Back home, although weakness was witnessed across all the sectoral gauges, however, stocks from Metal, Capital Goods (CG) and Power counters were suffering maximum brunt of profit booking. BSE’s Sensex- after offloading over 200 points were hovering around the 17250 level. The widely followed NSE’s Nifty-after trimming over 50 points was trading sub 5250 crucial level. The broader indices too by now succumbed to selling pressure.

The BSE Sensex is currently trading at 17,277.97, down by 208.05 points or 1.19%. The index has touched a high and low of 17,407.66 and 17,261.00 respectively. There were 4 stocks advancing against 26 declines on the index.

Weakness could be sensed across broader space too; the BSE Mid cap and Small cap indices were trading lower by 1% and 0.39% respectively.

Metal down by 2.59%, CG down by 2.39%, Power down by 1.92%, Bankex down by 1.55% and Oil and Gas down by 1.40% were the top losers on the index. While, there were no gainers on the BSE Sectoral chart.

The top gainers on the Sensex were DLF up by 0.78%, HUL up by 0.69%, Bajaj Auto up by 0.56% and TCS up by 0.52%.

On the flip side, Hindalco down by 3.79%, BHEL down by 3.09%, Sterlite Industries down by 3.07%, Jindal Steel down by 3.06% and L&T down by 2.58% were the top losers on the Sensex.

Meanwhile, Indian economy is expected to grow at a slow pace of 6.1% in the calendar year 2012, as per Ernst & Young’s quarterly Rapid Growth Markets Forecast (RGMF). However, growth is expected to pick up by the second half if the global scenario improves. E&Y also believes that given India’s strong domestic demand and the macroeconomic resilience shown by it during the recent difficult times, will prompt a recovery in investments which could lead to the country achieving a 9% growth by 2014.

E&Y’s GDP estimates are much lesser than the government estimated number of around 7% for FY’13. It believes that though India has posted good numbers on the purchasing managers Index (PMI) and car sales data in January and February of 2012, have also hinted at a stronger growth, the country will have to address its inflation situation, before it can register a recovery.

In fact given the high rate of inflation, the RBI may not be in a position to cut interest rates which will impact growth.
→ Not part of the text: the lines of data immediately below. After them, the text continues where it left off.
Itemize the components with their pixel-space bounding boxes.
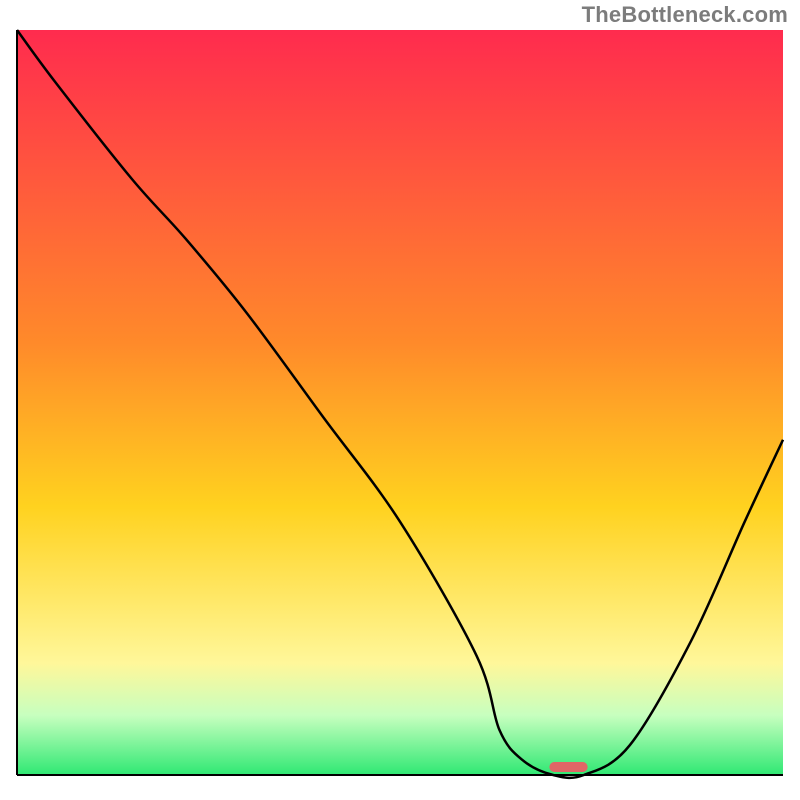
gradient-background: [17, 30, 783, 775]
optimum-marker: [549, 762, 587, 772]
watermark-text: TheBottleneck.com: [582, 2, 788, 28]
chart-stage: TheBottleneck.com: [0, 0, 800, 800]
bottleneck-chart: [0, 0, 800, 800]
Also as the economy picks up momentum, it may be months before the core inflation takes a downward trajectory. The wholesale price inflation should trend down through 2012 to about 5% in Q4, reflecting the lagged impact of the weaker economy and lower food prices, the forecast said.

As per E&Y, India’s domestic demand-driven growth model is acting as a catalyst for attracting foreign investments into the country. Although the ongoing global uncertainty may have prompted global investors to become more cautious, India’s inherent advantages and proven resilience to counter-act macroeconomic challenges generally outweighs these concerns.
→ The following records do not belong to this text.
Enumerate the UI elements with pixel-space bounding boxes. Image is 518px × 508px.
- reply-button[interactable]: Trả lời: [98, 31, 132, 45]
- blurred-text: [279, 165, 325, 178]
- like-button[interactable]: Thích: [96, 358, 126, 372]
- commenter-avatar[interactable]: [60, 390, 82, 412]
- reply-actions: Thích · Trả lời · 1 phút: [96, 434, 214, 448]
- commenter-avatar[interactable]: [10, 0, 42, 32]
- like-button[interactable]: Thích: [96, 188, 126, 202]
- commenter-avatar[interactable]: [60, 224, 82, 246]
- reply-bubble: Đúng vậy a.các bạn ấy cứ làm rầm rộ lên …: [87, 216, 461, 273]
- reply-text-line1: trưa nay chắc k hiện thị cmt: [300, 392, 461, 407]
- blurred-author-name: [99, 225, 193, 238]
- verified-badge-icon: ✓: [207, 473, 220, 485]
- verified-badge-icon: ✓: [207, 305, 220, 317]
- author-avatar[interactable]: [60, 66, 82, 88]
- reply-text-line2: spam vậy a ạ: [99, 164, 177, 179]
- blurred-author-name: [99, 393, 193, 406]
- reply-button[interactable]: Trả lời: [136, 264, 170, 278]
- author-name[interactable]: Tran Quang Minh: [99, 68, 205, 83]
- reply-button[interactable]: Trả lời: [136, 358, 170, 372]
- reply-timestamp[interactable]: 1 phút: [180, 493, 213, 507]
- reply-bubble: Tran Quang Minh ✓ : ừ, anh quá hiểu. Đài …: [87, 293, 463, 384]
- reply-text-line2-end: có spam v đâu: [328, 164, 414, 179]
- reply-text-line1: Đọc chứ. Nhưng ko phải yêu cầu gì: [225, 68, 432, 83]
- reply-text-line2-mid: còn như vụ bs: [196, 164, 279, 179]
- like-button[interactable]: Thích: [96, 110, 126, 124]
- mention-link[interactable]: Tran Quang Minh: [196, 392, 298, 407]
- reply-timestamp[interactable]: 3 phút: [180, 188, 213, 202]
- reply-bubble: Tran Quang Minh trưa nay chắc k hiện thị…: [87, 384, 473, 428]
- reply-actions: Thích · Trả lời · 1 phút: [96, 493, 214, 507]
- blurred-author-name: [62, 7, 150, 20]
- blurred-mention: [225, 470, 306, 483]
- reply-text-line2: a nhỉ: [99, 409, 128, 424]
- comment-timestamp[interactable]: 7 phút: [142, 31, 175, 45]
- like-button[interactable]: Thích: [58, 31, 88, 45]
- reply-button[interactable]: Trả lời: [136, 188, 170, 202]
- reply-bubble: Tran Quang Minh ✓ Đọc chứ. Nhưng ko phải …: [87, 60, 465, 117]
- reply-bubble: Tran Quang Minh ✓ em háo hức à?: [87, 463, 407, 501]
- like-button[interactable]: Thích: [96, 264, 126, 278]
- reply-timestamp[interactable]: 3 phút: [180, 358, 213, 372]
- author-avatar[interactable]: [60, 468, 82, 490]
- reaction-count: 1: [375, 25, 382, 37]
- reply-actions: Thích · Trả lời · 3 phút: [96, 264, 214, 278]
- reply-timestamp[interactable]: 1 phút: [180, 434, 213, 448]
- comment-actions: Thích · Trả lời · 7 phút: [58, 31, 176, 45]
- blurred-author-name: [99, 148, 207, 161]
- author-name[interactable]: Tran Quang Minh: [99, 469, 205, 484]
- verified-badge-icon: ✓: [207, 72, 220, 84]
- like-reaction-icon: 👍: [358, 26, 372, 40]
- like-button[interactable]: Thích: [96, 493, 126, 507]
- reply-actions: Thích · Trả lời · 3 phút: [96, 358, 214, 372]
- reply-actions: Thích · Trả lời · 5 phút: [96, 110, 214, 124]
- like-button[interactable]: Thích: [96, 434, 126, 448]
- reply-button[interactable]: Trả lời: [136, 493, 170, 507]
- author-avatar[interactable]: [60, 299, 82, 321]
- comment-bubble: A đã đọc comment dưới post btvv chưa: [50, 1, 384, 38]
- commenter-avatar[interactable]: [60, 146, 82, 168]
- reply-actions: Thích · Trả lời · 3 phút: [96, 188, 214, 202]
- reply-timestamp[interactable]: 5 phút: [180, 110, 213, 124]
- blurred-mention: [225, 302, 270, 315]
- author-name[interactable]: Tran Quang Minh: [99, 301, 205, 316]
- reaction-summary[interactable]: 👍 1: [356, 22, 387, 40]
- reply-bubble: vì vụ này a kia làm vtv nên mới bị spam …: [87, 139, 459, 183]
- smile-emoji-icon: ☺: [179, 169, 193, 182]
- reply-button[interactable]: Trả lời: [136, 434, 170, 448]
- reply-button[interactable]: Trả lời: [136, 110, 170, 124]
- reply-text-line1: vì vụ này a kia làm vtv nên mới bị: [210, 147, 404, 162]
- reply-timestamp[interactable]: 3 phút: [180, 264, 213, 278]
The S&P CNX Nifty is currently trading at 5,252.30, lower by 70.60 points or 1.33%. The index has touched a high and low of 5,287.90 and 5,249.80 respectively.  There were 7 stocks advancing against 43 declining one’s on the index.

The top gainers of the Nifty were Ranbaxy up by 2.35%, Dr Reddy’s up by 0.84%, DLF up by 0.66%, TCS up by 0.64% and HUL up by 0.63%.

On the flip side, JP Associates down by 3.95% Hindalco down by 3.87%, Sterlite Industries down by 3.21%, Sesa Goa down by 3.21% and Jindal Steel down by 3.16% were the major losers on the index.

All the Asian equity indices were trading in the red; Shanghai Composite slid 0.23%, Jakarta Composite trimmed 0.35%, KLSE Composite slot 0.29%, Nikkei 225 plunged 1.00%, Straits Times dipped by 0.85%, Seoul Composite plummeted 1.37% and Taiwan Weighted plunged by 1.25%.

Markets in Hong Kong remained closed on Monday on account Easter holiday.